A knowledge-based or expert system has been developed for intelligent monitoring and control of industrial pipeline network operations. The expert system would perform the supervisory and decision-support tasks based on the expertise and operating procedures that are documented in the maintainable knowledge base. Since it is the first expert system in the pipeline network applications, the pipeline network of a municipal water supply system was chosen as a testing domain due mainly to the experts' availability and safety reason. The stages of system development are described from the knowledge acquisition to the implementation stage. The paper presents an engineering concept of energy management that was applied to build part of the knowledge base in the system. The potential advantages of the expert systems are also listed at the end of this paper.
The pipeline network is one of the most essential components in oil and gas transportation industries. For municipal utilities, the pipeline network system is also an important component that distributes water and natural gas to industrial and business consumers as well as residents throughout the city. The pipeline network system normally consists of a series of pipes (with components such as elbows, tees, valves, etc.), pressurized equipment (pumps or compressors), storage rooms (reservoirs or tanks), and field instruments (flow meters, pressure gauges, level sensors, etc.). Generally, all components are installed in the network at various locations so that a remote monitoring and control system is absolutely necessary. The status of equipment and measurement signals from field instruments are typically sent through modems and telephone lines to a main control station. Operators at the station will monitor the incoming data: when emergencies or changing of process variables occur, the operators will take a series of actions to control the process equipment in order to ensure smooth operations.

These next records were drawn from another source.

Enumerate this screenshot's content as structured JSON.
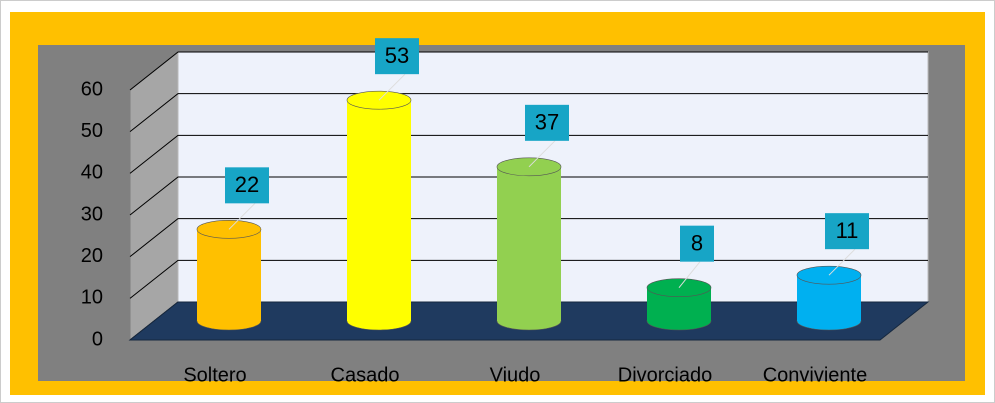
{
  "chart_data": {
    "type": "bar3d",
    "categories": [
      "Soltero",
      "Casado",
      "Viudo",
      "Divorciado",
      "Conviviente"
    ],
    "values": [
      22,
      53,
      37,
      8,
      11
    ],
    "colors": [
      "#FFC000",
      "#FFFF00",
      "#92D050",
      "#00B050",
      "#00B0F0"
    ],
    "ylim": [
      0,
      60
    ],
    "yticks": [
      0,
      10,
      20,
      30,
      40,
      50,
      60
    ],
    "grid": true
  }
}
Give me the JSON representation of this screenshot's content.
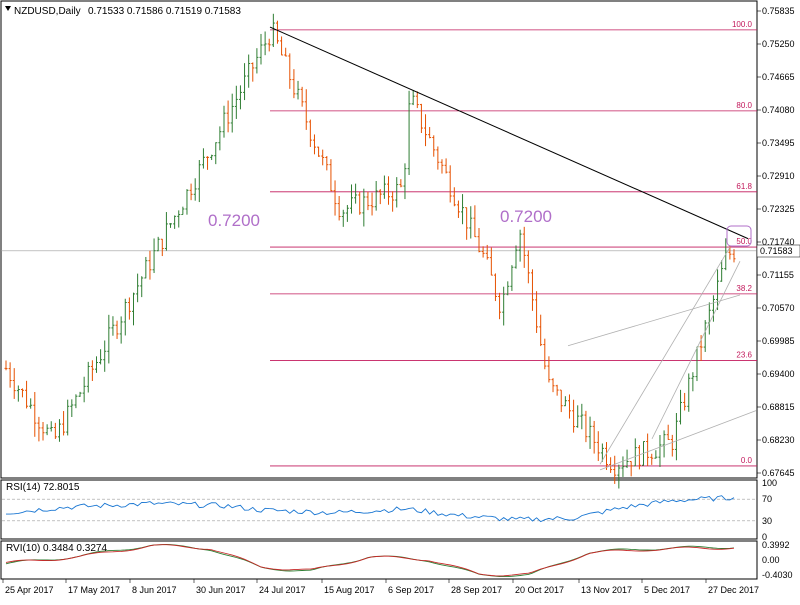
{
  "header": {
    "symbol_tf": "NZDUSD,Daily",
    "ohlc": "0.71533 0.71586 0.71519 0.71583"
  },
  "price_axis": {
    "labels": [
      "0.75835",
      "0.75250",
      "0.74665",
      "0.74080",
      "0.73495",
      "0.72910",
      "0.72325",
      "0.71740",
      "0.71155",
      "0.70570",
      "0.69985",
      "0.69400",
      "0.68815",
      "0.68230",
      "0.67645"
    ],
    "current": "0.71583"
  },
  "time_axis": [
    "25 Apr 2017",
    "17 May 2017",
    "8 Jun 2017",
    "30 Jun 2017",
    "24 Jul 2017",
    "15 Aug 2017",
    "6 Sep 2017",
    "28 Sep 2017",
    "20 Oct 2017",
    "13 Nov 2017",
    "5 Dec 2017",
    "27 Dec 2017"
  ],
  "annotations": [
    "0.7200",
    "0.7200"
  ],
  "colors": {
    "bull": "#2e7d32",
    "bear": "#e65100",
    "fib": "#c2185b",
    "rsi": "#1976d2",
    "rvi_main": "#2e7d32",
    "rvi_signal": "#c62828"
  },
  "chart_data": [
    {
      "type": "candlestick",
      "title": "NZDUSD,Daily",
      "ylim": [
        0.675,
        0.76
      ],
      "key_points": [
        {
          "date": "25 Apr 2017",
          "price": 0.695
        },
        {
          "date": "11 May 2017",
          "price": 0.682
        },
        {
          "date": "30 Jun 2017",
          "price": 0.73
        },
        {
          "date": "27 Jul 2017",
          "price": 0.755
        },
        {
          "date": "17 Aug 2017",
          "price": 0.723
        },
        {
          "date": "6 Sep 2017",
          "price": 0.727
        },
        {
          "date": "8 Sep 2017",
          "price": 0.743
        },
        {
          "date": "28 Sep 2017",
          "price": 0.715
        },
        {
          "date": "4 Oct 2017",
          "price": 0.706
        },
        {
          "date": "11 Oct 2017",
          "price": 0.72
        },
        {
          "date": "20 Oct 2017",
          "price": 0.692
        },
        {
          "date": "13 Nov 2017",
          "price": 0.678
        },
        {
          "date": "5 Dec 2017",
          "price": 0.682
        },
        {
          "date": "27 Dec 2017",
          "price": 0.715
        },
        {
          "date": "29 Dec 2017",
          "price": 0.71583
        }
      ],
      "fibonacci": [
        {
          "label": "100.0",
          "price": 0.755
        },
        {
          "label": "80.0",
          "price": 0.74065
        },
        {
          "label": "61.8",
          "price": 0.7263
        },
        {
          "label": "50.0",
          "price": 0.7165
        },
        {
          "label": "38.2",
          "price": 0.7082
        },
        {
          "label": "23.6",
          "price": 0.6964
        },
        {
          "label": "0.0",
          "price": 0.6777
        }
      ]
    },
    {
      "type": "line",
      "title": "RSI(14) 72.8015",
      "ylim": [
        0,
        100
      ],
      "levels": [
        "100",
        "70",
        "30",
        "0"
      ],
      "points": [
        [
          0,
          45
        ],
        [
          0.08,
          55
        ],
        [
          0.2,
          62
        ],
        [
          0.3,
          58
        ],
        [
          0.35,
          50
        ],
        [
          0.45,
          45
        ],
        [
          0.55,
          52
        ],
        [
          0.62,
          40
        ],
        [
          0.7,
          32
        ],
        [
          0.78,
          35
        ],
        [
          0.85,
          55
        ],
        [
          0.92,
          68
        ],
        [
          1,
          72.8
        ]
      ]
    },
    {
      "type": "line",
      "title": "RVI(10) 0.3484 0.3274",
      "ylim": [
        -0.45,
        0.45
      ],
      "levels": [
        "0.3992",
        "0.00",
        "-0.4030"
      ],
      "series": [
        {
          "values": [
            [
              0,
              -0.1
            ],
            [
              0.1,
              0.1
            ],
            [
              0.2,
              0.4
            ],
            [
              0.28,
              0.3
            ],
            [
              0.35,
              -0.2
            ],
            [
              0.42,
              -0.3
            ],
            [
              0.5,
              0.1
            ],
            [
              0.58,
              0.0
            ],
            [
              0.65,
              -0.4
            ],
            [
              0.72,
              -0.4
            ],
            [
              0.8,
              0.2
            ],
            [
              0.88,
              0.3
            ],
            [
              1,
              0.35
            ]
          ]
        },
        {
          "values": [
            [
              0,
              -0.08
            ],
            [
              0.1,
              0.08
            ],
            [
              0.2,
              0.38
            ],
            [
              0.28,
              0.32
            ],
            [
              0.35,
              -0.18
            ],
            [
              0.42,
              -0.28
            ],
            [
              0.5,
              0.08
            ],
            [
              0.58,
              0.02
            ],
            [
              0.65,
              -0.38
            ],
            [
              0.72,
              -0.38
            ],
            [
              0.8,
              0.18
            ],
            [
              0.88,
              0.28
            ],
            [
              1,
              0.33
            ]
          ]
        }
      ]
    }
  ]
}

For the large-scale pipeline network, there would be hundreds of data signals reported to the main control station at every time interval. Ideally, operators should observe all input data reported on the screen(s), analyze them correctly and use them to make proper decision within a few seconds. Of course, the operators who are experts would know how to select the necessary data for solving each type of problems Although expertise is transferable to new operators, some is tacit and difficult to understand within the training courses. The trainees also need a certain period of time to absorb the material and to get used to the system.
An expert system for monitoring and control of the pipeline network operations is useful when the most experienced operators will soon resign or retire, and their knowledge and expertise has not been documented and transferred to aspiring operators. This scenario provides the motivation for capturing expertise and heuristic reasoning of the experts on pipeline network operations using artificial intelligent technologies. The paper describes our efforts at this task.
The domain addressed is a pipeline network of a municipal water supply system of typical moderate-sized prairie cities in North America.